The first global oil wells were called whales, and the drills were called harpoons. People then thought only of themselves and the short term, and within a century they essentially ran out of oil and whale meat. Even in places where whales are again common, they're at a fraction of their former abundance. Whaling for oil has ended; good riddance. Every time we sever a dirty - or immoral - source of energy, humanity improves.

Unlike some armchair naturalists, Safina is a tireless journeyer an activist who has made the preservation of Earth's living ecosystems his life's work.

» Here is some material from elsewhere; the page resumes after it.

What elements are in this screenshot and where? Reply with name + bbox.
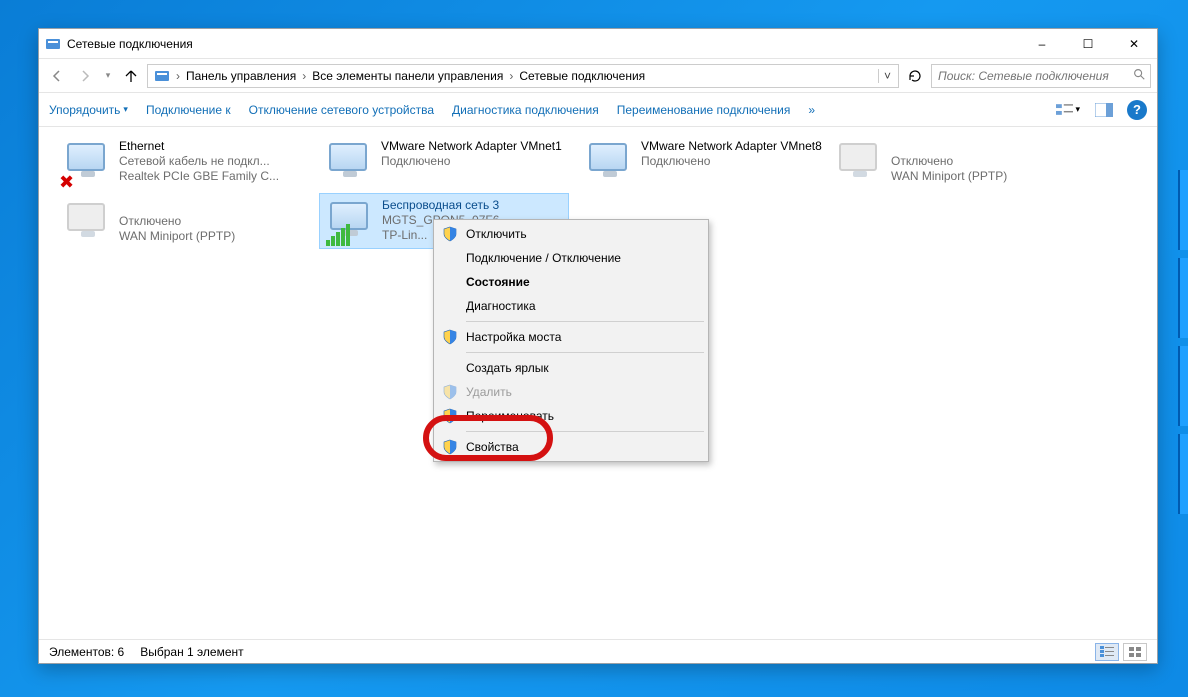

He's animated in this work by an optimism that's almost incomprehensible in light of what's he's seen in the world (gigantic islands of garbage floating on the ocean, polar bears drowning in melted permafrost, etc.) - and yet there it is, shining from virtually every page of this book, insisting on faith:

I hope humanity survives and civilization develops. Just as we look back on the Dark Ages and shudder, people will look back at our time as dirty, crowded, superstitious, dangerous, and primitive. To get onward, we'd need to replace the no-accounting, throwaway, boomeranging, soot-powered economy with a clean, renewable, no-waste recycling economy. We thank the thinkers and martyrs who gave their lives for Reason, that we might step into a few rays of sunshine. If our children, and most of our nonhuman co-voyagers, can get through the troubles of our time, there will be a brighter day.

And ultimately, the most amazing thing about The View From Lazy Point is that it's an optimistic book. Its eyes are wide open to the damages humans have done to the world, and it's pragmatically aware of the staggering amount of work necessary to counteract those damages, much less change underlying attitudes. And yet Safina stares mankind's own complicity squarely in the face and still dreams of a good outcome:

There are those for whom the dying of the world comes as unwelcome news. Many others seem less concerned. Yet maybe to have hope is to be hope. I hope life - I don't mean day-to-day living; I mean Life, capital L: bacteria, bugs, birds, baleen whales, and ballerinas - I hope Life will find a way to hold on, keep its shape, persist, ride it out. And I hope we will find our way toward quelling the storm we have become.

"To have hope is to be hope" might stand as the epigraph for Safina's entire professional career - and certainly for this wise and utterly wonderful book. No nature lover should miss it, and those who aren't nature lovers would do well to read it and become infected, while there's still some nature out there to be loved.